Daniel Pitts’ Tech Blog

Posts Tagged ‘style’

Polish ’till it shines

Thursday, October 30th, 2008

Recently I’ve been faced with the same lesson over and over again.  Polishing is a necessary and oft overlooked step in the creative process.  It takes significantly more effort polishing your final product than just making it work.

By “polishing” I mean putting the final pieces in place, cleaning up any mess, and making sure that your creation shines!  Often times we think about polishing only in regards to one aspect of what we create. For application programmers, it may be improving the user interface; for writers it could be reorganizing the essay.  But there is so much more that needs to sparkle.

I’ve come to the realization that I need to spend more time polishing in almost everything I do. From writing these blogs, to my personal relationship, and many levels of my programs.  Often, since I’m so enthusiastic about a topic,  I am so anxious to share the enthusiasm that I skip vital information, don’t proof read, or try to expand too much on all the implications.  Even now, I feel like expanding on other “things” that software developers need to worry about polishing (I’ll make that another post).

I’m now determined to write more polished articles, as well as and code. You can expect my future articles to be better written. I might even cleaned up and re-post so old articles.  I’ll even proof and edit before I publish. Hey, I even edited this article before I published!

Writing as an artform.

Tuesday, October 2nd, 2007

When we write, we seek an elegance in our expression. We intend the writing to be read either by ourselves or others. Stylistic devices help us convey our intent. Rewriting and moving parts around comes naturally, if we think it’s better.

There are also different levels of writing. I feel we label them backwards, when we say “reading level”. Some writings are much more difficult to read, due to the structure used or the difficulty encountered while trying to express your intent with the written language. The product of some authors is easier to read because it is better organized in both its structure and expressions.

It can be difficult to express certain things unless we assume a reading level of our audience, and by all rights we should assume the audience is capable of understanding, provided the structure is as elegant as possible.

Usually, the same meaning can be expressed in many different ways. Sometimes we strive to find a concise expression, even if that conciseness of expression increases the reading level.

You might feel like asking me “So, what’s with the essay on writing? Isn’t this a Tech Blog? It says so right in the title!” I never said I was talking about writing in English. All of those statements apply to writing a program as much as (if not more than) writing an essay.

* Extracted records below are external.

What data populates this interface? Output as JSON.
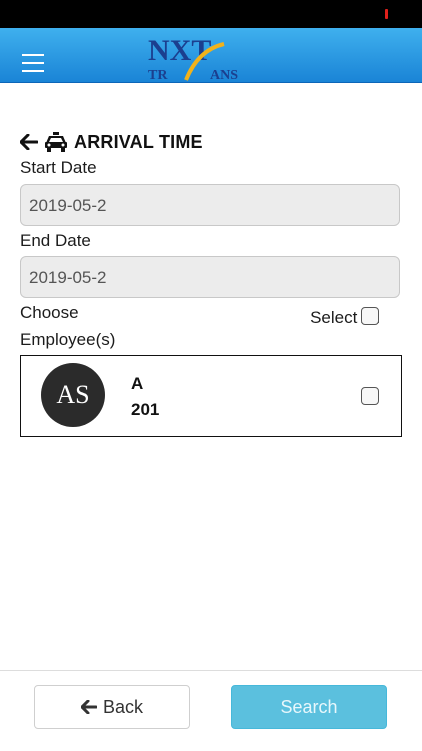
{
  "header": {
    "menu_icon": "hamburger-menu-icon",
    "logo_top": "NXT",
    "logo_bottom_left": "TR",
    "logo_bottom_right": "ANS",
    "colors": {
      "header_top": "#3fb0ee",
      "header_bottom": "#1a84d6",
      "logo_text": "#1b3f8f",
      "logo_swoosh": "#f2b21b"
    }
  },
  "page": {
    "back_icon": "arrow-left-icon",
    "taxi_icon": "taxi-icon",
    "title": "ARRIVAL TIME"
  },
  "form": {
    "start_date_label": "Start Date",
    "start_date_value": "2019-05-2",
    "end_date_label": "End Date",
    "end_date_value": "2019-05-2",
    "choose_line1": "Choose",
    "choose_line2": "Employee(s)",
    "select_all_label": "Select All"
  },
  "employees": [
    {
      "initials": "AS",
      "name": "A",
      "id": "201",
      "checked": false
    }
  ],
  "footer": {
    "back_label": "Back",
    "search_label": "Search",
    "colors": {
      "search_bg": "#5bc0de"
    }
  }
}
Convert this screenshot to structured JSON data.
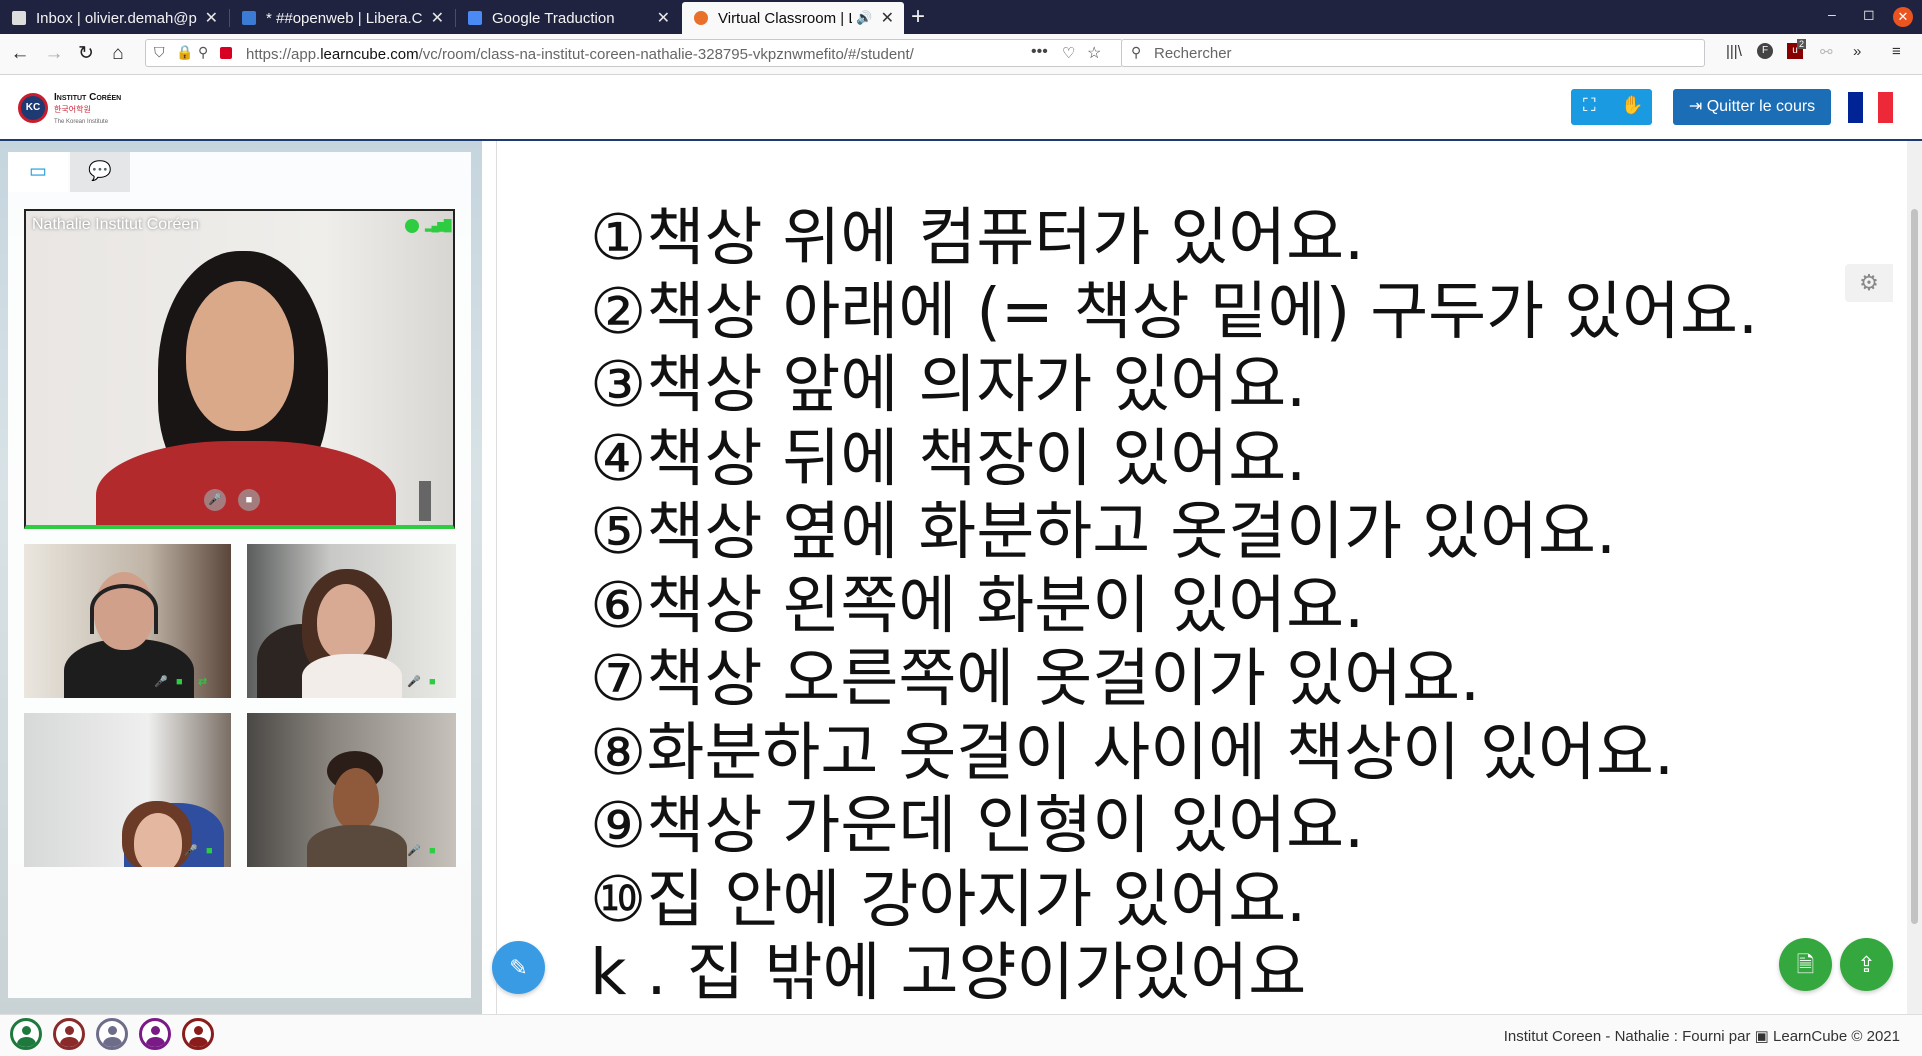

Why is it that we spend so much time teaching programmers-to-be about syntax and making the compiler understand, and so little time on teaching them how to make an understandable and expressive source file for humans?

We all look back on our early projects and thing WTF was I thinking? Even our comments were unhelpful. /* this statement tells the readers that the comments didn’t help */

For people who are passionate about developing software, the realization comes eventually that code can be expressive without the need for comments. Comments become useful only to explain justification for choosing an approach over another, instead of reiterating what the code says it does. Breaking a procedure down into its component parts and naming them appropriately not only allows a person to read the code in a more natural manor, it helps the original author not repeat themselves.

It could be that part of the problem is that text books use comments to explain syntax to the students.

/* The following line assigns the value “foo” to the variable bar. */

This may be useful as a teaching tool, but when you’re writing software in a professional environment, you’re (usually) not trying to teach your colleagues the syntax of that particular programming language. Computer Science teachers often compound the problem be setting a comment quota. The only time I felt that was at all justified was my assembly language teacher, who required more than one comment per line of actual code.

The moral of the story? Separate the teaching of syntax and the teaching of how to write a program. Teach people that using a meaning name can be more powerful than two comments (one at the call, and the other at the definition). Help people understand that your writing isn’t meant only for the compiler, but as much (if not more) for the human.

Make the world a better place. If you feel the need to comment on what a piece of code does, turn it into a function/method/procedure call whose name implies your would-be comment. Do this even for conditions. “if (cans * pricePerCan < goal)” can be rewritten as “if (belowPriceGoalForCans())”.